The US government is set to designate North Korea a state sponsor of terrorism, President Donald Trump announced on Monday 20 November. The country, then under the reign of Kim Jong-Un's father, had been considered a state sponsor of terrorism until 2008 when the designation was rescinded as part of nuclear talks.

The move is part of a "maximum pressure campaign", the president said, adding that the designation would put further pressure on North Korea as it continues it quest to become a nuclear power.

"In addition to threatening the world by nuclear devastation, North Korea has repeatedly supported acts of international terrorism including assassinations on foreign soil," Trump said. The murder of Kim's elder half brother, Kim Jong-Nam, at a Malaysian airport was cited by officials.

Some in the state department were uncertain whether the country fits the criteria for terrorism, according to the Associated Press, with disagreement over whether the treatment of American student Otto Warmbier, who died shortly after his return to the United States, constituted terrorism.

Tensions have heightened on the Korean penisular in recent months as Kim Jong-Un continues nuclear and bassalistic missiles tests with the purported aim of developing a nuclear warhead that could reach the continental US.

The dispute has even veered into the personal with Trump surprising many with a tweet calling the North Korean dictator "short and fat". "Why would Kim Jong-un insult me by calling me "old," when I would NEVER call him 'short and fat?' Oh well, I try so hard to be his friend - and maybe someday that will happen!" the US President wrote.

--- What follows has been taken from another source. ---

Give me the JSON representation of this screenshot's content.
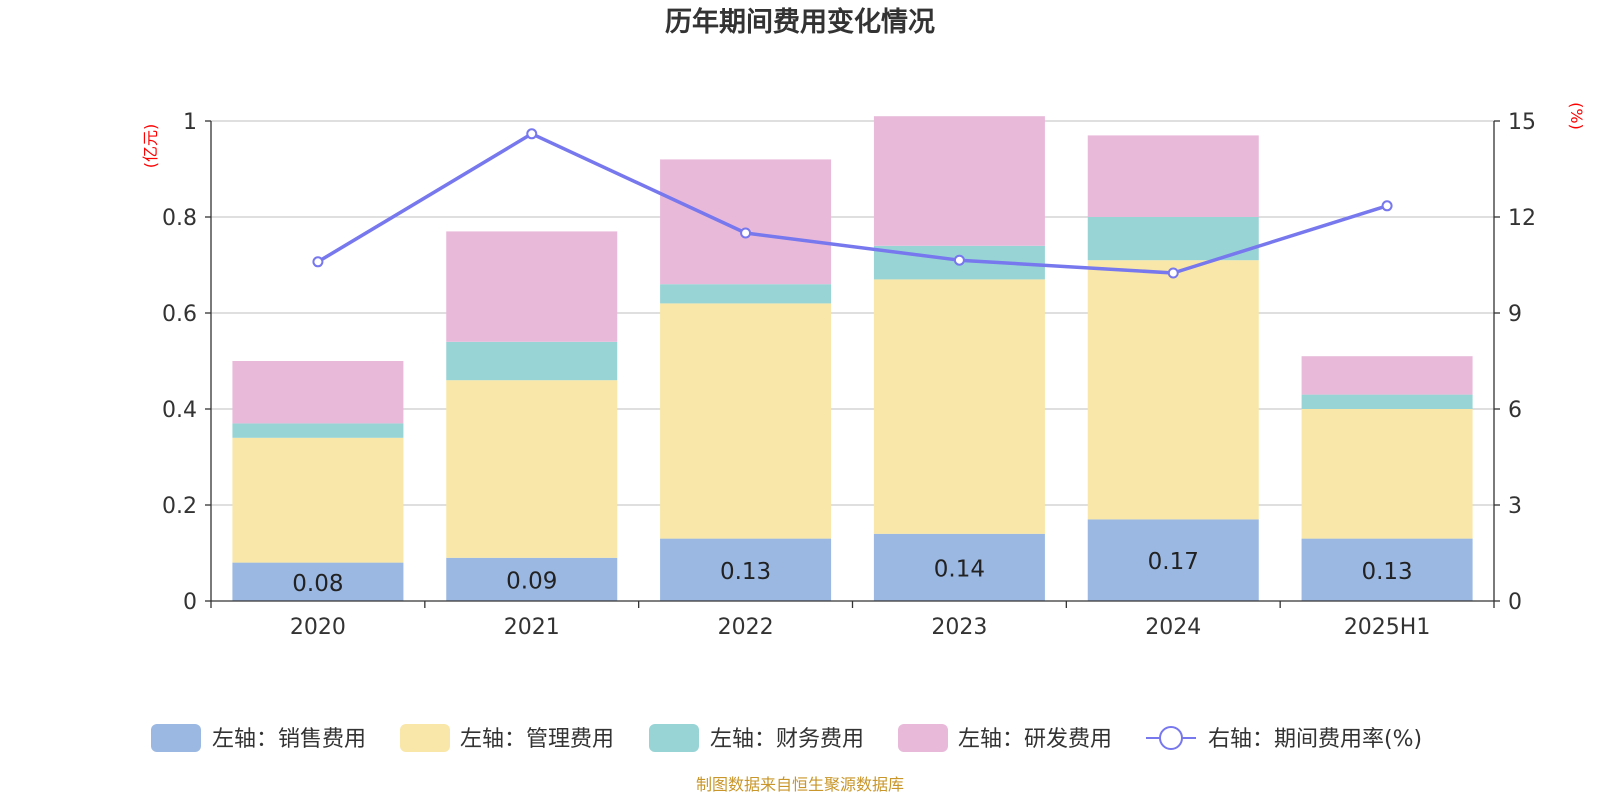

Earlier in November, a high level North Korean defector, Thae Yong-ho, argued that Kim was set on gaining a nuclear deterrent and instead emphasised non-military action that the country could take against the regime, including further acting to disseminate information into the closed state. "It is increasingly possible to think about civilian uprising in North Korea," Thae argued during a hearing at the House of Representatives.

Arkansas senator Tom Cotton said in a statement that he strongly supported the move: "There's no doubt the Kim regime thrives off spreading mayhem around the globe, and today's decision is another step in the Administration's effort to bring the greatest pressure to bear on the Kim regime.

"Now the rest of the world should follow our lead, and fully isolate the North Korean regime. Better to address this threat now than to let it grow any further."